“What they do there, Carlos, is lock you up alone, around the clock, except for one hour a day, when they let you out of your cell to exercise, alone, in what looks like a dog kennel. You get a shower every other day.”
/> “Sounds like fun. What do you have to do to get sent there?”
“Abrego shot a few DEA agents,” Juan Carlos said. “In the States. Near El Paso. They caught him.”
“He didn’t get the death penalty? I always thought if you killed a cop, you got the electric chair.”
“Well, I’ll explain to you how that works in real life, Carlos. We haven’t had the death penalty in Mexico since 2005. If a Mexican in the States gets the hot seat, that’s bad for our friendly relations. Mexican politicians fall all over themselves rushing up there to save him.
“And we don’t extradite people—neither do the French, by the way—to any place that executes people.
“So the way it works here, if Señor Abrego had shot one of my people and got caught—that happens every once in a while—and he got tried and convicted—that also happens every once in a while—he would have gotten life.

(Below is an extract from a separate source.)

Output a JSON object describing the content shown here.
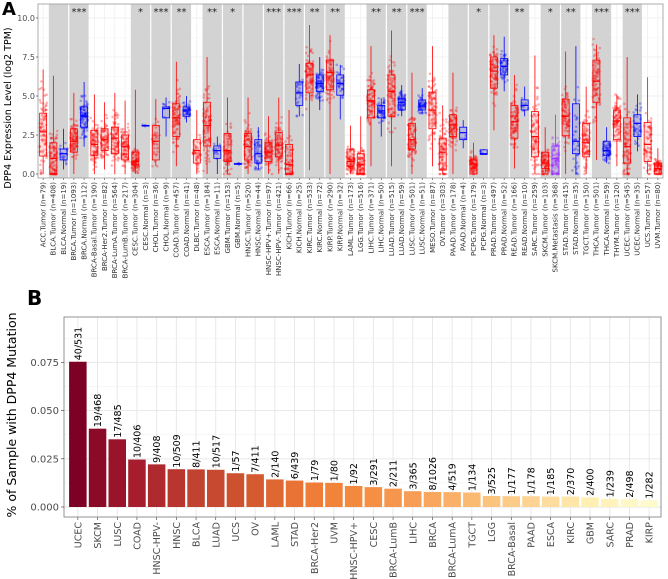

“And in a couple of years, after a lot of money changed hands, he would ‘escape,’ so to speak.”
“Jesus!” Castillo said, hoping he sounded as if he was shocked to the depths of his naïve soul.
Juan Carlos nodded.
“So the way it’s worked out is that your judges sentence Mexicans who deserve the electric chair to life without parole in Florence. That keeps the bad guys off the streets almost as well as the electric chair—nobody has ever escaped from Florence—and keeps Mexican politicians from making members of your Congress unhappy. Getting the picture?”
“I never heard any of this before,” Castillo said.

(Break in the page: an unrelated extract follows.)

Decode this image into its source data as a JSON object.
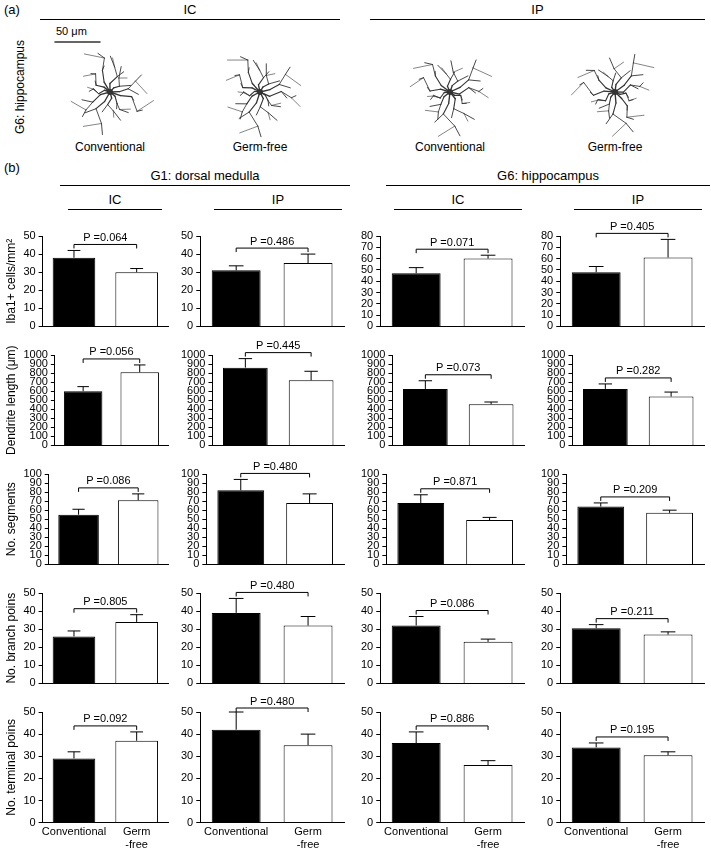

“I never would have guessed,” Juan Carlos said sarcastically. “Look, Carlos. There is some good news. You don’t fuck with these people, they don’t fuck with you. What I’m saying is there’s not a goddamn thing you can do for your friend the colonel, except get yourself killed. Let whoever deals with things like swapping prisoners—the FBI maybe, or DEA?—try to get him back. You start nosing around, you’re going to get yourself killed, and probably him, too. Can you understand that?”
“Yeah, I guess I can,” Castillo said reluctantly. “But, Juan Carlos, if you could find out anything . . .”
“Sure. If I hear anything, I’ll let you know. By mail. I suppose if I sent a letter to . . . 1700 Arizona Boulevard, San Antonio, Texas . . . I remember Doña Alicia’s address; I’ve got a good memory for addresses and numbers, things like that . . . she’d get it to you, right?”
“I’m sure she would.”
“Even with you in Uruguay? Which is really where I hope you’ll be. What’s your address down there, anyway?”
Shit, now what?
I don’t have an address in Uruguay!
Rule One—the First and Great Commandment—in the Uncle Remus List of Rules for the Interrogation of Belligerent Bad Guys: Never ever underestimate the bad guy!
“If you’re going to send a letter to Carlos down there,” Sweaty said, “send it in care of me—Señorita Susanna Barlow, Golf and Polo Country Club, Km 55.5 PanAmericana, Pilar, Buenos Aires Province, Argentina.”
“Wait, let me write that down.”
He took a notebook and ballpoint from his shirt pocket.
Then he asked, “Argentina? I thought you said Uruguay.”
“We farm in Uruguay,” Sweaty said. “We play polo in Argentina. It’s only half an hour in the plane from Uruguay.”
“Polo, huh? You play polo, Carlos?”
“Frankly,” Sweaty said, “he’s not very good at it. Barlow is spelled B-A-R-L-O-W. You want the phone number? The country code is zero one one—”
“I won’t be calling,” Juan Carlos interrupted. “It probably costs ten dollars a minute to call down there.”
“Closer to seven dollars, actually,” Sweaty said.
Juan Carlos put his notebook back in his shirt pocket.